Bielby and Bielby argue that decisions in Hollywood are made arbitrarily, usually based on personal contacts and reputations, and stereotypes play a big role in influencing who gets the jobs. It’s often assumed that women can’t write action movies, or that older writers can’t pen shows for teens. And usually, they note, “the best candidate for the job” resembles the people making the decision about hiring, who are overwhelmingly white and male.

It’s not just old, stale stereotypes that guide decision making. Industry pressure factors in as well. Films are expensive to make and increased downloading means they earn less. Investors are reluctant to finance risky projects, so they stick to the same old formula, guided by what advertising execs want to sink money into: films targeted at 18- to 34-year-old males.

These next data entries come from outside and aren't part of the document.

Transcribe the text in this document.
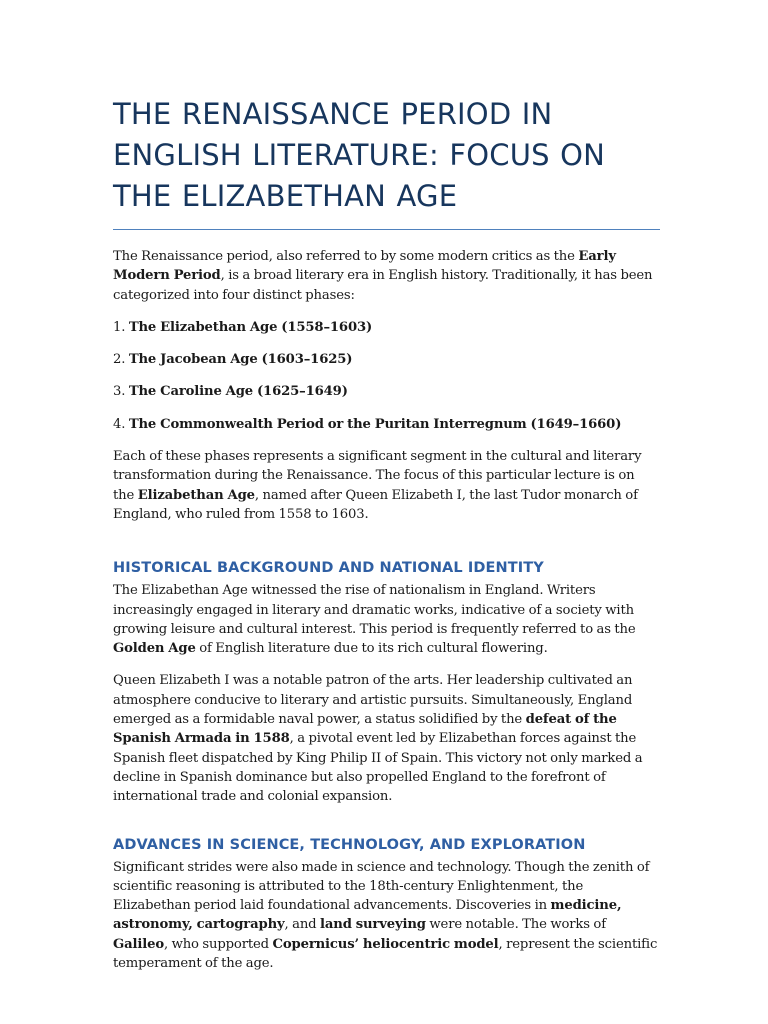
THE RENAISSANCE PERIOD IN ENGLISH LITERATURE: FOCUS ON THE ELIZABETHAN AGE

The Renaissance period, also referred to by some modern critics as the Early Modern Period, is a broad literary era in English history. Traditionally, it has been categorized into four distinct phases:

1. The Elizabethan Age (1558–1603)

2. The Jacobean Age (1603–1625)

3. The Caroline Age (1625–1649)

4. The Commonwealth Period or the Puritan Interregnum (1649–1660)

Each of these phases represents a significant segment in the cultural and literary transformation during the Renaissance. The focus of this particular lecture is on the Elizabethan Age, named after Queen Elizabeth I, the last Tudor monarch of England, who ruled from 1558 to 1603.

HISTORICAL BACKGROUND AND NATIONAL IDENTITY

The Elizabethan Age witnessed the rise of nationalism in England. Writers increasingly engaged in literary and dramatic works, indicative of a society with growing leisure and cultural interest. This period is frequently referred to as the Golden Age of English literature due to its rich cultural flowering.

Queen Elizabeth I was a notable patron of the arts. Her leadership cultivated an atmosphere conducive to literary and artistic pursuits. Simultaneously, England emerged as a formidable naval power, a status solidified by the defeat of the Spanish Armada in 1588, a pivotal event led by Elizabethan forces against the Spanish fleet dispatched by King Philip II of Spain. This victory not only marked a decline in Spanish dominance but also propelled England to the forefront of international trade and colonial expansion.

ADVANCES IN SCIENCE, TECHNOLOGY, AND EXPLORATION

Significant strides were also made in science and technology. Though the zenith of scientific reasoning is attributed to the 18th-century Enlightenment, the Elizabethan period laid foundational advancements. Discoveries in medicine, astronomy, cartography, and land surveying were notable. The works of Galileo, who supported Copernicus’ heliocentric model, represent the scientific temperament of the age.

These execs don’t know what they’re missing. Consider that last year, four women were nominated for Oscars for compelling, insightful films (Tamara Jenkins for The Savages, Nancy Oliver for Lars and the Real Girl, Diablo Cody for Juno and Sarah Polley for Away From Her). Consider the bright, strong, innovative film writers working in Canada, like Polley, Andrea Dorfman (Parsley Days) and Deepa Mehta (Water, Bollywood/Hollywood). These are women to watch and to support, so that their work and the work of filmmakers of all genders, ages, and ethnic backgrounds can be seen and celebrated. Not just for the sake of counting, but to make sure our stories are being told.

Nicole Cohen is the co-founder of Shameless magazine and a PhD student at York University.